Significant advancements in geological understanding and ore-sorting technologies have galvanized the company's new strategy. Instead of investing in a standalone processing plant for Coringa, Serabi intends to utilize the existing facility at the Palito Complex. This innovative plan considerably reduces capital expenditures, diminishes operational risks, and maintains the integrity of the mine development plan.
Key Highlights from the Updated PEA
Annual production estimates reveal an exciting trajectory for Coringa. By 2025, the expected yield is set at 28,000 ounces, with predictions of rising to 36,000 ounces annually from 2026 through 2031. This remarkable growth rate aligns with an anticipated operational lifespan leading through 2034.
Cost Structure and Economic Indicators
The life of mine (LOM) all-in sustaining cost (AISC) is projected to be an impressive $1,241 per ounce, incorporating royalties and refining costs at a base gold price.
Mineral Resource Inventory
Currently, the Updated PEA is based on a revised mineral resource estimate detailing:
- Measured & Indicated Resources: 795kt at an average grade of 7.03 g/t gold (equating to approximately 179,000 ounces).
- Inferred Resources: 1,454kt at an average grade of 5.81 g/t gold (approximately 271,000 ounces).
This mine plan utilizes about 145,000 ounces from Measured & Indicated resources and 241,000 ounces from Inferred resources, indicating the strategic use of 81% of the total Measured & Indicated resource along with 89% of the inferred resource estimations.
Future Plans for Growth and Operations
Serabi Gold aims to sustain a robust production profile, indicating an average LOM gold grade from the mine at roughly 5.38 g/t, with opportunities to enhance these figures to 8.50 g/t through advanced ore sorting techniques.
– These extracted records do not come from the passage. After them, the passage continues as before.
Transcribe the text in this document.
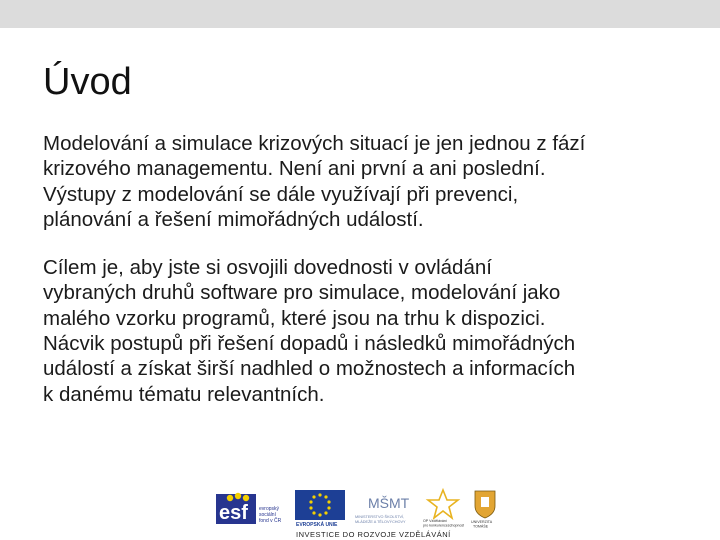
Úvod

Modelování a simulace krizových situací je jen jednou z fází
krizového managementu. Není ani první a ani poslední.
Výstupy z modelování se dále využívají při prevenci,
plánování a řešení mimořádných událostí.

Cílem je, aby jste si osvojili dovednosti v ovládání
vybraných druhů software pro simulace, modelování jako
malého vzorku programů, které jsou na trhu k dispozici.
Nácvik postupů při řešení dopadů i následků mimořádných
událostí a získat širší nadhled o možnostech a informacích
k danému tématu relevantních.

esf evropský
sociální
fond v ČR
EVROPSKÁ UNIE
MŠMT
MINISTERSTVO ŠKOLSTVÍ,
MLÁDEŽE A TĚLOVÝCHOVY	OP Vzdělávání
pro konkurenceschopnost
UNIVERZITA
TOMÁŠE
INVESTICE DO ROZVOJE VZDĚLÁVÁNÍ
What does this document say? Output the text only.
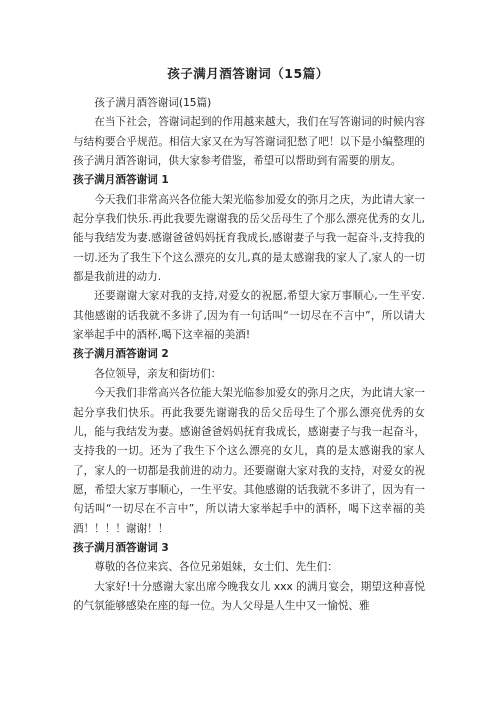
孩子满月酒答谢词（15篇）

孩子满月酒答谢词(15篇)

在当下社会，答谢词起到的作用越来越大，我们在写答谢词的时候内容与结构要合乎规范。相信大家又在为写答谢词犯愁了吧！以下是小编整理的孩子满月酒答谢词，供大家参考借鉴，希望可以帮助到有需要的朋友。

孩子满月酒答谢词 1

今天我们非常高兴各位能大架光临参加爱女的弥月之庆，为此请大家一起分享我们快乐.再此我要先谢谢我的岳父岳母生了个那么漂亮优秀的女儿,能与我结发为妻.感谢爸爸妈妈抚育我成长,感谢妻子与我一起奋斗,支持我的一切.还为了我生下个这么漂亮的女儿,真的是太感谢我的家人了,家人的一切都是我前进的动力.

还要谢谢大家对我的支持,对爱女的祝愿,希望大家万事顺心,一生平安.其他感谢的话我就不多讲了,因为有一句话叫“一切尽在不言中”，所以请大家举起手中的酒杯,喝下这幸福的美酒!

孩子满月酒答谢词 2

各位领导，亲友和街坊们：

今天我们非常高兴各位能大架光临参加爱女的弥月之庆，为此请大家一起分享我们快乐。再此我要先谢谢我的岳父岳母生了个那么漂亮优秀的女儿，能与我结发为妻。感谢爸爸妈妈抚育我成长，感谢妻子与我一起奋斗，支持我的一切。还为了我生下个这么漂亮的女儿，真的是太感谢我的家人了，家人的一切都是我前进的动力。还要谢谢大家对我的支持，对爱女的祝愿，希望大家万事顺心，一生平安。其他感谢的话我就不多讲了，因为有一句话叫“一切尽在不言中”，所以请大家举起手中的酒杯，喝下这幸福的美酒！！！！谢谢！！

孩子满月酒答谢词 3

尊敬的各位来宾、各位兄弟姐妹，女士们、先生们：

大家好!十分感谢大家出席今晚我女儿 xxx 的满月宴会，期望这种喜悦的气氛能够感染在座的每一位。为人父母是人生中又一愉悦、雅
Cumulatively, this could yield a total gold production of 363,000 ounces from the project.
The ground-breaking base case scenario anticipates a post-tax net present value (NPV) of $145 million and an annual free cash flow nearing $19 million.
Mining Methodology
Utilizing shrinkage stoping as a mining method, the project identifies a cut-off grade of 3.16 g/t gold. Dilution within the mining framework ensures a minimum mining width of 1 meter for resource widths and grades included in the Updated PEA.
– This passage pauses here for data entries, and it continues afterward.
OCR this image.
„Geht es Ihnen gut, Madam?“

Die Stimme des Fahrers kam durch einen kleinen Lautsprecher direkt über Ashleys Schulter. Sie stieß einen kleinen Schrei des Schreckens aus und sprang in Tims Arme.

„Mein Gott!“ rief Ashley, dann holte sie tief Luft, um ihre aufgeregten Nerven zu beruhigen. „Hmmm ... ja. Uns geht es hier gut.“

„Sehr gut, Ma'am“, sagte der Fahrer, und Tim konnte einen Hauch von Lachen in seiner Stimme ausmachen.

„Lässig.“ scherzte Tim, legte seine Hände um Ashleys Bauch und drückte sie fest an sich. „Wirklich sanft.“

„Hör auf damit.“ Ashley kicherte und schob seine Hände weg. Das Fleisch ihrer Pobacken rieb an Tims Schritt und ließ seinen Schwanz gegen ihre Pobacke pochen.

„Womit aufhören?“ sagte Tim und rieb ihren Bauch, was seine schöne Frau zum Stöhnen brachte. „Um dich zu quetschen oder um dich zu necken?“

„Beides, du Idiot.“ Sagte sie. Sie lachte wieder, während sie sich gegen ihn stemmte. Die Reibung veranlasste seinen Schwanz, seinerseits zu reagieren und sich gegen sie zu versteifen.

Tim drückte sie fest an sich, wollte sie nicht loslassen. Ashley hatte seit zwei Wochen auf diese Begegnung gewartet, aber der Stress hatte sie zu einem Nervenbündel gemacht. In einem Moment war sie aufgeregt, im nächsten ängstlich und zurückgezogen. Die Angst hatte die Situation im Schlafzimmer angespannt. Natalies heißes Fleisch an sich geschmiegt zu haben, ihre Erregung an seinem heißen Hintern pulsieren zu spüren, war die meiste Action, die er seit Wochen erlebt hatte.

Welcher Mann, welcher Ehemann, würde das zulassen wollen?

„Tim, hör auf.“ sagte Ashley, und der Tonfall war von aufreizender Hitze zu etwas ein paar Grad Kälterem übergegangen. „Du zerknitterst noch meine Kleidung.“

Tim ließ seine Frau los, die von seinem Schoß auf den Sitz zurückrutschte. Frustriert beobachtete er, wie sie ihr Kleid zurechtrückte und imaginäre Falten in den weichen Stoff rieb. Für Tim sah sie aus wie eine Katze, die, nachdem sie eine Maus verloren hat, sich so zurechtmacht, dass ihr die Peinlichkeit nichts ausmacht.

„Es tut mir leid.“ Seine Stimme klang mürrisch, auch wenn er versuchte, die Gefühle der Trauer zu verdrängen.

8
Technical Review and Support
The updated assessments were competently managed by NCL Ingeniería y Construcción SpA, an independent engineering firm based in Santiago, Chile, harnessing the expertise required to prepare a comprehensive update on the economic perspectives of the Coringa Gold Project.
As the business landscape evolves, Serabi Gold is progressing with its ambitions to grow within the gold mining sector while striving for operational excellence and a robust production base. Following the success identified in this PEA, the focus now shifts towards enhancing long-term growth, including the possibility of brownfield exploration activities set for 2025 and beyond.
Frequently Asked Questions
What is the Coringa Gold Project?
The Coringa Gold Project is a gold mining site owned by Serabi Gold plc located in Brazil, emphasizing on enhanced production and economic returns.
What does the Updated PEA reveal?
The Updated PEA indicates a promising annual production increase, anticipated to reach 36,000 ounces per year from 2026 to 2031 and outlines improved economic forecasts.
What are the expected sustainability costs?
The expected all-in sustaining cost (AISC) is projected at $1,241 per ounce, showcasing the project's financial viability.
Who prepared the Updated PEA?
The PEA was prepared by NCL Ingeniería y Construcción SpA, ensuring an independent and thorough assessment of the project's economic potential.
How does the Updated PEA compare to previous assessments?
Compared to earlier assessments, the Updated PEA indicates a significant increase in NPV from $31 million to $145 million, reflecting progressed methodologies and operational strategies.